Is there another way to compile these files which yield a single executable with the main function defined by test_main.cc?

Answer 1

This actually has nothing to do with Catch or testing. When you #include a file in C++, it gets copy-pasted at the #include line verbatim. If you put free function definitions in headers, you would see this problem building your actual program, etc.

The underlying problem is that #include is not the same kind of import-a-module directive as is the equivalent directive (import, require, etc.) in most languages, which do the sane thing in a situation like this (confirm that the header is the same one we've already seen and ignore the repeated method definition).
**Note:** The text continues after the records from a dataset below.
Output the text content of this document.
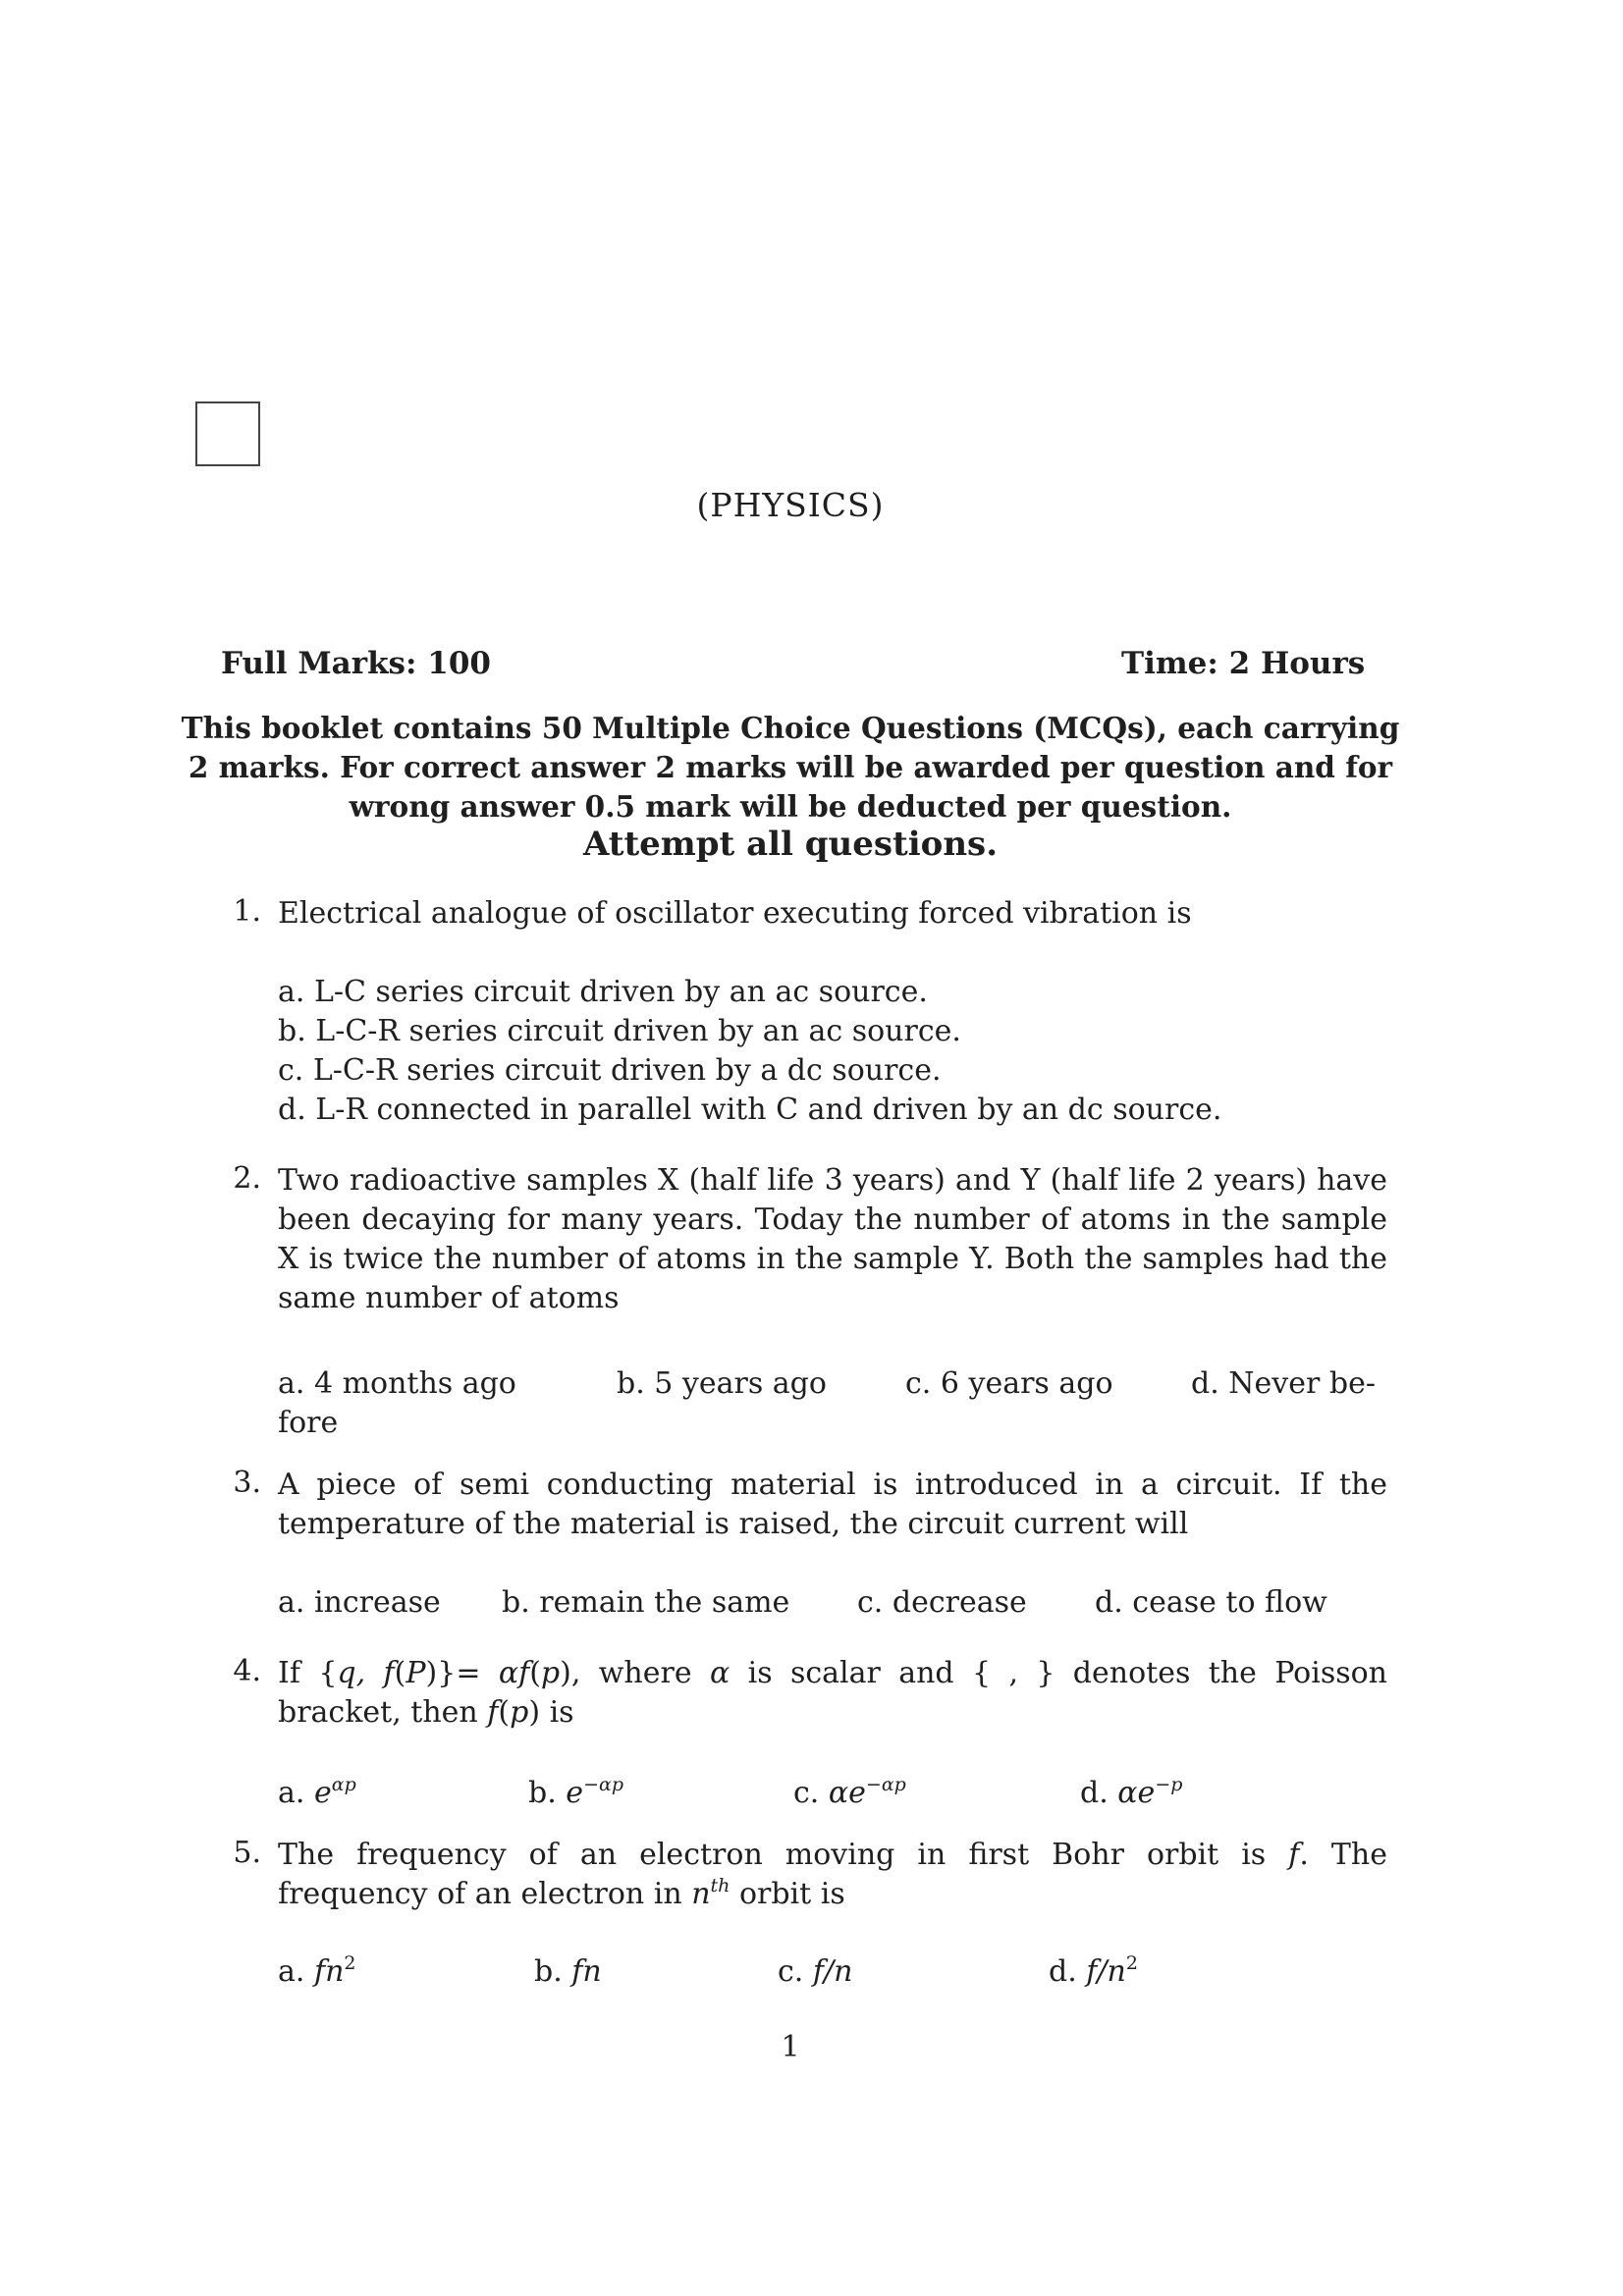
(PHYSICS)
Full Marks: 100	Time: 2 Hours
This booklet contains 50 Multiple Choice Questions (MCQs), each carrying 2 marks. For correct answer 2 marks will be awarded per question and for wrong answer 0.5 mark will be deducted per question.
Attempt all questions.
1. Electrical analogue of oscillator executing forced vibration is
a. L-C series circuit driven by an ac source.
b. L-C-R series circuit driven by an ac source.
c. L-C-R series circuit driven by a dc source.
d. L-R connected in parallel with C and driven by an dc source.
2. Two radioactive samples X (half life 3 years) and Y (half life 2 years) have been decaying for many years. Today the number of atoms in the sample X is twice the number of atoms in the sample Y. Both the samples had the same number of atoms
a. 4 months ago	b. 5 years ago	c. 6 years ago	d. Never be-
fore
3. A piece of semi conducting material is introduced in a circuit. If the temperature of the material is raised, the circuit current will
a. increase b. remain the same c. decrease d. cease to flow
4. If {q, f(P)}= αf(p), where α is scalar and { , } denotes the Poisson bracket, then f(p) is
a. $e^{\alpha p}$	b. $e^{-\alpha p}$	c. $\alpha e^{-\alpha p}$	d. $\alpha e^{-p}$
5. The frequency of an electron moving in first Bohr orbit is f. The frequency of an electron in $n^{th}$ orbit is
a. $fn^2$	b. fn	c. f/n	d. $f/n^2$
1
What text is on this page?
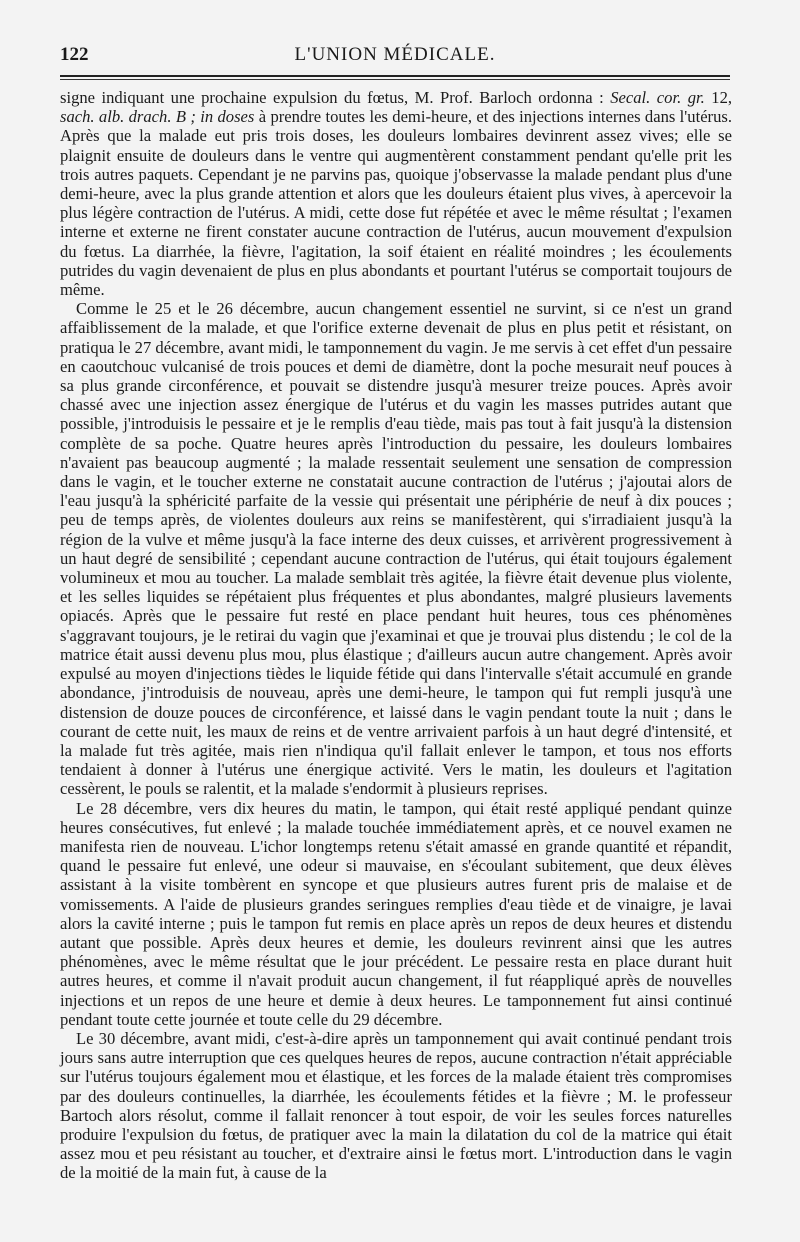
122	L'UNION MÉDICALE.

signe indiquant une prochaine expulsion du fœtus, M. Prof. Barloch ordonna : Secal. cor. gr. 12, sach. alb. drach. B ; in doses à prendre toutes les demi-heure, et des injections internes dans l'utérus. Après que la malade eut pris trois doses, les douleurs lombaires devinrent assez vives; elle se plaignit ensuite de douleurs dans le ventre qui augmentèrent constamment pendant qu'elle prit les trois autres paquets. Cependant je ne parvins pas, quoique j'observasse la malade pendant plus d'une demi-heure, avec la plus grande attention et alors que les douleurs étaient plus vives, à apercevoir la plus légère contraction de l'utérus. A midi, cette dose fut répétée et avec le même résultat ; l'examen interne et externe ne firent constater aucune contraction de l'utérus, aucun mouvement d'expulsion du fœtus. La diarrhée, la fièvre, l'agitation, la soif étaient en réalité moindres ; les écoulements putrides du vagin devenaient de plus en plus abondants et pourtant l'utérus se comportait toujours de même.

Comme le 25 et le 26 décembre, aucun changement essentiel ne survint, si ce n'est un grand affaiblissement de la malade, et que l'orifice externe devenait de plus en plus petit et résistant, on pratiqua le 27 décembre, avant midi, le tamponnement du vagin. Je me servis à cet effet d'un pessaire en caoutchouc vulcanisé de trois pouces et demi de diamètre, dont la poche mesurait neuf pouces à sa plus grande circonférence, et pouvait se distendre jusqu'à mesurer treize pouces. Après avoir chassé avec une injection assez énergique de l'utérus et du vagin les masses putrides autant que possible, j'introduisis le pessaire et je le remplis d'eau tiède, mais pas tout à fait jusqu'à la distension complète de sa poche. Quatre heures après l'introduction du pessaire, les douleurs lombaires n'avaient pas beaucoup augmenté ; la malade ressentait seulement une sensation de compression dans le vagin, et le toucher externe ne constatait aucune contraction de l'utérus ; j'ajoutai alors de l'eau jusqu'à la sphéricité parfaite de la vessie qui présentait une périphérie de neuf à dix pouces ; peu de temps après, de violentes douleurs aux reins se manifestèrent, qui s'irradiaient jusqu'à la région de la vulve et même jusqu'à la face interne des deux cuisses, et arrivèrent progressivement à un haut degré de sensibilité ; cependant aucune contraction de l'utérus, qui était toujours également volumineux et mou au toucher. La malade semblait très agitée, la fièvre était devenue plus violente, et les selles liquides se répétaient plus fréquentes et plus abondantes, malgré plusieurs lavements opiacés. Après que le pessaire fut resté en place pendant huit heures, tous ces phénomènes s'aggravant toujours, je le retirai du vagin que j'examinai et que je trouvai plus distendu ; le col de la matrice était aussi devenu plus mou, plus élastique ; d'ailleurs aucun autre changement. Après avoir expulsé au moyen d'injections tièdes le liquide fétide qui dans l'intervalle s'était accumulé en grande abondance, j'introduisis de nouveau, après une demi-heure, le tampon qui fut rempli jusqu'à une distension de douze pouces de circonférence, et laissé dans le vagin pendant toute la nuit ; dans le courant de cette nuit, les maux de reins et de ventre arrivaient parfois à un haut degré d'intensité, et la malade fut très agitée, mais rien n'indiqua qu'il fallait enlever le tampon, et tous nos efforts tendaient à donner à l'utérus une énergique activité. Vers le matin, les douleurs et l'agitation cessèrent, le pouls se ralentit, et la malade s'endormit à plusieurs reprises.

Le 28 décembre, vers dix heures du matin, le tampon, qui était resté appliqué pendant quinze heures consécutives, fut enlevé ; la malade touchée immédiatement après, et ce nouvel examen ne manifesta rien de nouveau. L'ichor longtemps retenu s'était amassé en grande quantité et répandit, quand le pessaire fut enlevé, une odeur si mauvaise, en s'écoulant subitement, que deux élèves assistant à la visite tombèrent en syncope et que plusieurs autres furent pris de malaise et de vomissements. A l'aide de plusieurs grandes seringues remplies d'eau tiède et de vinaigre, je lavai alors la cavité interne ; puis le tampon fut remis en place après un repos de deux heures et distendu autant que possible. Après deux heures et demie, les douleurs revinrent ainsi que les autres phénomènes, avec le même résultat que le jour précédent. Le pessaire resta en place durant huit autres heures, et comme il n'avait produit aucun changement, il fut réappliqué après de nouvelles injections et un repos de une heure et demie à deux heures. Le tamponnement fut ainsi continué pendant toute cette journée et toute celle du 29 décembre.

Le 30 décembre, avant midi, c'est-à-dire après un tamponnement qui avait continué pendant trois jours sans autre interruption que ces quelques heures de repos, aucune contraction n'était appréciable sur l'utérus toujours également mou et élastique, et les forces de la malade étaient très compromises par des douleurs continuelles, la diarrhée, les écoulements fétides et la fièvre ; M. le professeur Bartoch alors résolut, comme il fallait renoncer à tout espoir, de voir les seules forces naturelles produire l'expulsion du fœtus, de pratiquer avec la main la dilatation du col de la matrice qui était assez mou et peu résistant au toucher, et d'extraire ainsi le fœtus mort. L'introduction dans le vagin de la moitié de la main fut, à cause de la
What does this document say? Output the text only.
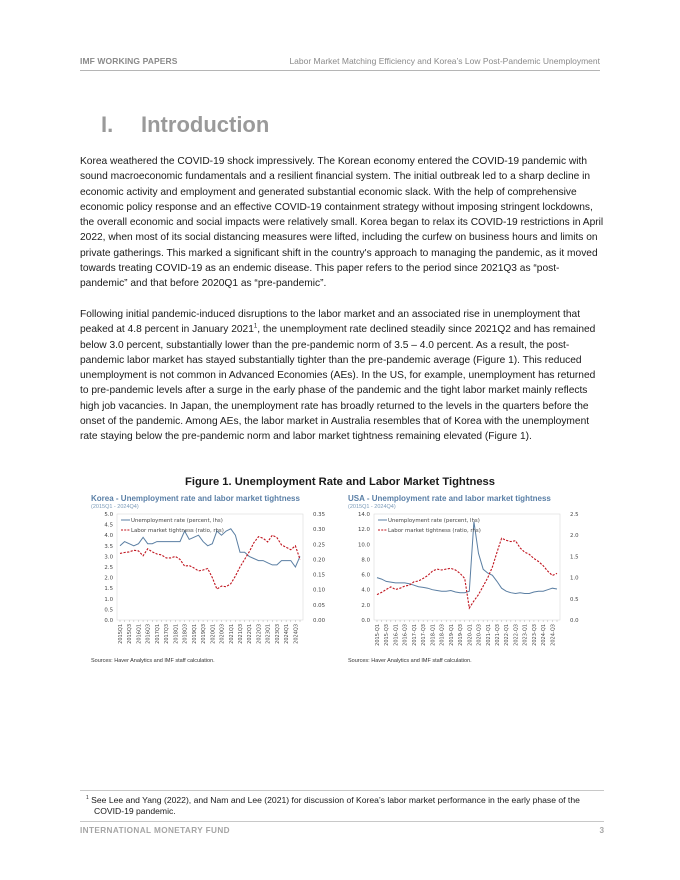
IMF WORKING PAPERS	Labor Market Matching Efficiency and Korea’s Low Post-Pandemic Unemployment
I. Introduction

Korea weathered the COVID-19 shock impressively. The Korean economy entered the COVID-19 pandemic with sound macroeconomic fundamentals and a resilient financial system. The initial outbreak led to a sharp decline in economic activity and employment and generated substantial economic slack. With the help of comprehensive economic policy response and an effective COVID-19 containment strategy without imposing stringent lockdowns, the overall economic and social impacts were relatively small. Korea began to relax its COVID-19 restrictions in April 2022, when most of its social distancing measures were lifted, including the curfew on business hours and limits on private gatherings. This marked a significant shift in the country's approach to managing the pandemic, as it moved towards treating COVID-19 as an endemic disease. This paper refers to the period since 2021Q3 as “post-pandemic” and that before 2020Q1 as “pre-pandemic”.

Following initial pandemic-induced disruptions to the labor market and an associated rise in unemployment that peaked at 4.8 percent in January 2021$^1$, the unemployment rate declined steadily since 2021Q2 and has remained below 3.0 percent, substantially lower than the pre-pandemic norm of 3.5 – 4.0 percent. As a result, the post-pandemic labor market has stayed substantially tighter than the pre-pandemic average (Figure 1). This reduced unemployment is not common in Advanced Economies (AEs). In the US, for example, unemployment has returned to pre-pandemic levels after a surge in the early phase of the pandemic and the tight labor market mainly reflects high job vacancies. In Japan, the unemployment rate has broadly returned to the levels in the quarters before the onset of the pandemic. Among AEs, the labor market in Australia resembles that of Korea with the unemployment rate staying below the pre-pandemic norm and labor market tightness remaining elevated (Figure 1).

Figure 1. Unemployment Rate and Labor Market Tightness
Korea - Unemployment rate and labor market tightness
(2015Q1 - 2024Q4)
0.0
0.5
1.0
1.5
2.0
2.5
3.0
3.5
4.0
4.5
5.0
0.00
0.05
0.10
0.15
0.20
0.25
0.30
0.35
2015Q1 2015Q3 2016Q1 2016Q3 2017Q1 2017Q3 2018Q1 2018Q3 2019Q1 2019Q3 2020Q1 2020Q3 2021Q1 2021Q3 2022Q1 2022Q3 2023Q1 2023Q3 2024Q1 2024Q3
Unemployment rate (percent, lhs)
Labor market tightness (ratio, rhs)
Sources: Haver Analytics and IMF staff calculation.
USA - Unemployment rate and labor market tightness
(2015Q1 - 2024Q4)
0.0
2.0
4.0
6.0
8.0
10.0
12.0
14.0
0.0
0.5
1.0
1.5
2.0
2.5
2015-Q1 2015-Q3 2016-Q1 2016-Q3 2017-Q1 2017-Q3 2018-Q1 2018-Q3 2019-Q1 2019-Q3 2020-Q1 2020-Q3 2021-Q1 2021-Q3 2022-Q1 2022-Q3 2023-Q1 2023-Q3 2024-Q1 2024-Q3
Unemployment rate (percent, lhs)
Labor market tightness (ratio, rhs)
Sources: Haver Analytics and IMF staff calculation.

$^1$ See Lee and Yang (2022), and Nam and Lee (2021) for discussion of Korea’s labor market performance in the early phase of the COVID-19 pandemic.

INTERNATIONAL MONETARY FUND	3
The commenter that suggested you write inline is technically correct, in the sense that this will "solve your problem" because your compiler won't generate object code for the method multiple times. However, it doesn't really explain what's going on or address the underlying issue.

---

The clean solution is:

• In test_utils.hpp, replace the method definition with a method declaration: void something_great();.
• Create test_utils.cc with the definition of the method (which you currently have in the .hpp).
• clang++ -std=c++17 test1.cc -c
• clang++ -std=c++17 test2.cc -c
• clang++ -std=c++17 test_main.cc -c
• clang++ -std=c++17 test_utils.cc -c
• clang++ -std=c++17 test1.o test2.o test_utils.o test_main.o

I also recommend you read this: What is the difference between a definition and a declaration?

Explicitly:

// test_utils.hpp
#pragma once

// This tells the compiler that when the final executable is linked,
// there will be a method named something_great which takes no arguments
// and returns void defined; the definition lives in test_utils.o in our
// case, although in practice the definition could live in any .o file
// in the final linking clang++ call.
void something_great();

And:

// test_utils.cpp
#include "test_utils.hpp"
#include <iostream>

// Generates a DEFINITION for something_great, which
// will get put in test_utils.o.
void something_great() { std::cout << "Hi\n"; }

---

It seems you are worried about "recompiling Catch" every time you make a change to a test. I hate to break it to you, but you are in C++ land now: you are going to be recompiling stuff pointlessly a lot. Header-only libraries like Catch MUST be "recompiled" to some extent when a source file including them changes, because for better or worse, if the source file or a header file included transitively from the source file includes catch2.hpp, then the source code of catch2.hpp will get parsed by the compiler when that source file is read.